The FDA Approves Pill That Contains Digital Tracking Device

The era of digital pills is here. This week, for the first time ever, the Food and Drug Administration approved a pill with sensors inside to inform doctors how often the drug was taken.

In a press release, the FDA said a typical, anti-psychotic drug Abilify MyCite was the first medication it had approved with a “digital ingestion tracking system” to record whether the drug was actually ingested.

“The product is approved for the treatment of schizophrenia, acute treatment of manic and mixed episodes associated with bipolar I disorder and for use as an add-on treatment for depression in adults,” the FDA wrote. It said the pill worked by transmitting information from an internal sensor to a “wearable patch,” which then forwards data to a smartphone app or to caregivers and physicians monitoring their patients’ progress.

In the release, the FDA noted that while it had approved Abilify MyCite, “the ability of the product to improve patient compliance with their treatment regimen has not been shown.” It added that detection may be imperfect as “detection may be delayed or may not occur.”

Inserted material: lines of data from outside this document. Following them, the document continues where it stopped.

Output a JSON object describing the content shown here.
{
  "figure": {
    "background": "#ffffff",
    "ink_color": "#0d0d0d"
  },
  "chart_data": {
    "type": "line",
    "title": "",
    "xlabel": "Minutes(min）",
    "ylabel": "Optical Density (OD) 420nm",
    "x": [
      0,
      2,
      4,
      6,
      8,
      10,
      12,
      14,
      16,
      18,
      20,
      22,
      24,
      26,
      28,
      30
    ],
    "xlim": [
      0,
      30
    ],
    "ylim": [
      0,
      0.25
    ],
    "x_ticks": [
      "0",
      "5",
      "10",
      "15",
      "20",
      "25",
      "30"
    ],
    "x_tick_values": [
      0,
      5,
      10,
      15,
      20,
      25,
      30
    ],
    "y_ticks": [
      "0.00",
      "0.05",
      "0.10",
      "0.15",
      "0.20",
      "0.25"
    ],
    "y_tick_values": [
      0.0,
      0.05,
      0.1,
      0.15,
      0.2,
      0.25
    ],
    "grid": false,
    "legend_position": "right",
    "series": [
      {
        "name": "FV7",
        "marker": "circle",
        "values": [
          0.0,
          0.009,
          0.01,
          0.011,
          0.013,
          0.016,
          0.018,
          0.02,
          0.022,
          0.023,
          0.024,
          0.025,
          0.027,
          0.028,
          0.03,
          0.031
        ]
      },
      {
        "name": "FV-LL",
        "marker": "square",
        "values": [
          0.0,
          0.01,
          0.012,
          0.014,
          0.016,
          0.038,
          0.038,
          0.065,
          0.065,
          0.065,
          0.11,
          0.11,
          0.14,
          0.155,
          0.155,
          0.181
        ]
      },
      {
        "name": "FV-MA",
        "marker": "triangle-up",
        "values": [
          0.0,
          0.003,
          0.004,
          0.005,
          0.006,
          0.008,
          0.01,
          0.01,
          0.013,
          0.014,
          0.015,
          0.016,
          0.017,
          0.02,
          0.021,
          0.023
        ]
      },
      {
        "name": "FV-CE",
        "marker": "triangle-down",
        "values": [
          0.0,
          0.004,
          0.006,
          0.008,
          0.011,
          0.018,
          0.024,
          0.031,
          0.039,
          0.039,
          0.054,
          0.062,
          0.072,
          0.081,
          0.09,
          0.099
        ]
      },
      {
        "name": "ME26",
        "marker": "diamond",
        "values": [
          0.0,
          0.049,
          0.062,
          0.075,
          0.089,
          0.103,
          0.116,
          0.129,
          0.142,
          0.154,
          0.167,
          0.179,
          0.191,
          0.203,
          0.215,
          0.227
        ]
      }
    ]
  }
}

The pill generates an electrical signal when splashed with stomach acid and contains copper, magnesium, and silicon, which are “safe ingredients found in foods,” the New York Times noted. Patients have to sign a consent form before any data is shared.

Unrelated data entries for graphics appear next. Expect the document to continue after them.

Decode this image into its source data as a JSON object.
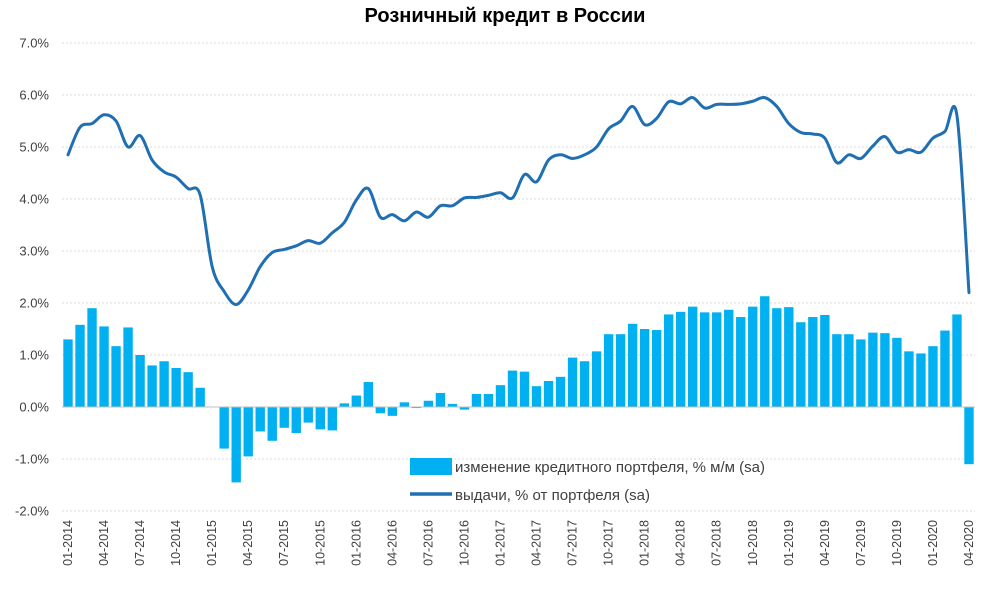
{
  "chart_data": {
    "type": "bar+line",
    "title": "Розничный кредит в России",
    "ylim": [
      -2,
      7
    ],
    "ytick_values": [
      -2,
      -1,
      0,
      1,
      2,
      3,
      4,
      5,
      6,
      7
    ],
    "ytick_labels": [
      "-2.0%",
      "-1.0%",
      "0.0%",
      "1.0%",
      "2.0%",
      "3.0%",
      "4.0%",
      "5.0%",
      "6.0%",
      "7.0%"
    ],
    "categories": [
      "01-2014",
      "02-2014",
      "03-2014",
      "04-2014",
      "05-2014",
      "06-2014",
      "07-2014",
      "08-2014",
      "09-2014",
      "10-2014",
      "11-2014",
      "12-2014",
      "01-2015",
      "02-2015",
      "03-2015",
      "04-2015",
      "05-2015",
      "06-2015",
      "07-2015",
      "08-2015",
      "09-2015",
      "10-2015",
      "11-2015",
      "12-2015",
      "01-2016",
      "02-2016",
      "03-2016",
      "04-2016",
      "05-2016",
      "06-2016",
      "07-2016",
      "08-2016",
      "09-2016",
      "10-2016",
      "11-2016",
      "12-2016",
      "01-2017",
      "02-2017",
      "03-2017",
      "04-2017",
      "05-2017",
      "06-2017",
      "07-2017",
      "08-2017",
      "09-2017",
      "10-2017",
      "11-2017",
      "12-2017",
      "01-2018",
      "02-2018",
      "03-2018",
      "04-2018",
      "05-2018",
      "06-2018",
      "07-2018",
      "08-2018",
      "09-2018",
      "10-2018",
      "11-2018",
      "12-2018",
      "01-2019",
      "02-2019",
      "03-2019",
      "04-2019",
      "05-2019",
      "06-2019",
      "07-2019",
      "08-2019",
      "09-2019",
      "10-2019",
      "11-2019",
      "12-2019",
      "01-2020",
      "02-2020",
      "03-2020",
      "04-2020"
    ],
    "xtick_labels": [
      "01-2014",
      "04-2014",
      "07-2014",
      "10-2014",
      "01-2015",
      "04-2015",
      "07-2015",
      "10-2015",
      "01-2016",
      "04-2016",
      "07-2016",
      "10-2016",
      "01-2017",
      "04-2017",
      "07-2017",
      "10-2017",
      "01-2018",
      "04-2018",
      "07-2018",
      "10-2018",
      "01-2019",
      "04-2019",
      "07-2019",
      "10-2019",
      "01-2020",
      "04-2020"
    ],
    "series": [
      {
        "name": "изменение кредитного портфеля, % м/м (sa)",
        "kind": "bar",
        "color": "#00b0f0",
        "values": [
          1.3,
          1.58,
          1.9,
          1.55,
          1.17,
          1.53,
          1.0,
          0.8,
          0.88,
          0.75,
          0.67,
          0.37,
          0.0,
          -0.8,
          -1.45,
          -0.95,
          -0.47,
          -0.65,
          -0.4,
          -0.5,
          -0.3,
          -0.43,
          -0.45,
          0.07,
          0.22,
          0.48,
          -0.12,
          -0.17,
          0.09,
          -0.02,
          0.12,
          0.27,
          0.06,
          -0.05,
          0.25,
          0.25,
          0.42,
          0.7,
          0.68,
          0.4,
          0.5,
          0.58,
          0.95,
          0.88,
          1.07,
          1.4,
          1.4,
          1.6,
          1.5,
          1.48,
          1.78,
          1.83,
          1.93,
          1.82,
          1.82,
          1.87,
          1.73,
          1.93,
          2.13,
          1.9,
          1.92,
          1.63,
          1.73,
          1.77,
          1.4,
          1.4,
          1.3,
          1.43,
          1.42,
          1.33,
          1.07,
          1.03,
          1.17,
          1.47,
          1.78,
          -1.1
        ]
      },
      {
        "name": "выдачи, % от портфеля (sa)",
        "kind": "line",
        "color": "#1f6fb2",
        "values": [
          4.85,
          5.38,
          5.45,
          5.62,
          5.5,
          5.0,
          5.22,
          4.75,
          4.52,
          4.42,
          4.2,
          4.08,
          2.7,
          2.22,
          1.97,
          2.25,
          2.7,
          2.97,
          3.03,
          3.1,
          3.2,
          3.15,
          3.35,
          3.55,
          3.98,
          4.2,
          3.65,
          3.7,
          3.58,
          3.75,
          3.65,
          3.87,
          3.87,
          4.02,
          4.03,
          4.07,
          4.12,
          4.02,
          4.47,
          4.33,
          4.75,
          4.85,
          4.78,
          4.85,
          5.0,
          5.35,
          5.5,
          5.78,
          5.43,
          5.55,
          5.87,
          5.83,
          5.95,
          5.75,
          5.82,
          5.82,
          5.83,
          5.88,
          5.95,
          5.78,
          5.45,
          5.28,
          5.25,
          5.17,
          4.7,
          4.85,
          4.78,
          5.02,
          5.2,
          4.9,
          4.95,
          4.9,
          5.17,
          5.3,
          5.6,
          2.2
        ]
      }
    ],
    "legend": [
      {
        "label": "изменение кредитного портфеля, % м/м (sa)",
        "marker": "bar"
      },
      {
        "label": "выдачи, % от портфеля (sa)",
        "marker": "line"
      }
    ],
    "legend_position": "lower-right"
  }
}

There’s good reasons as to why tracking whether people living with schizophrenia take their medication could be helpful. People with the disorder face an undue amount of social stigma—mostly due to an unfair popular perception that they’re violent ticking time bombs—but it’s still a severe condition that without treatment can lead to negative outcomes like substance abuse or victimization by others. Antipsychotic medications are relatively safe and effective, and treatment is important for the health, safety, and quality of life of people with schizophrenia and their friends and family. Studies suggest prescription noncompliance, in general, costs the U.S. at least $100 billion a year.

However, it’s also not hard to see how this technology could go poorly. For one, compulsory court-ordered medical treatment of disorders runs into civil rights territory (though advocates say it’s effective), and a sensor-equipped pill will let anyone with access to the data know exactly how often someone is taking their medication. Medical data is still ostensibly protected, but big data is increasingly commercializing semi-anonymous records that can be used to reveal information about individual patients. Imagine advertisers knowing exactly how often you take your anti-depressants, weight-loss pills, or STD treatments, or your insurance company monitoring how strictly you follow treatment regimens and using that information to jack up your premiums.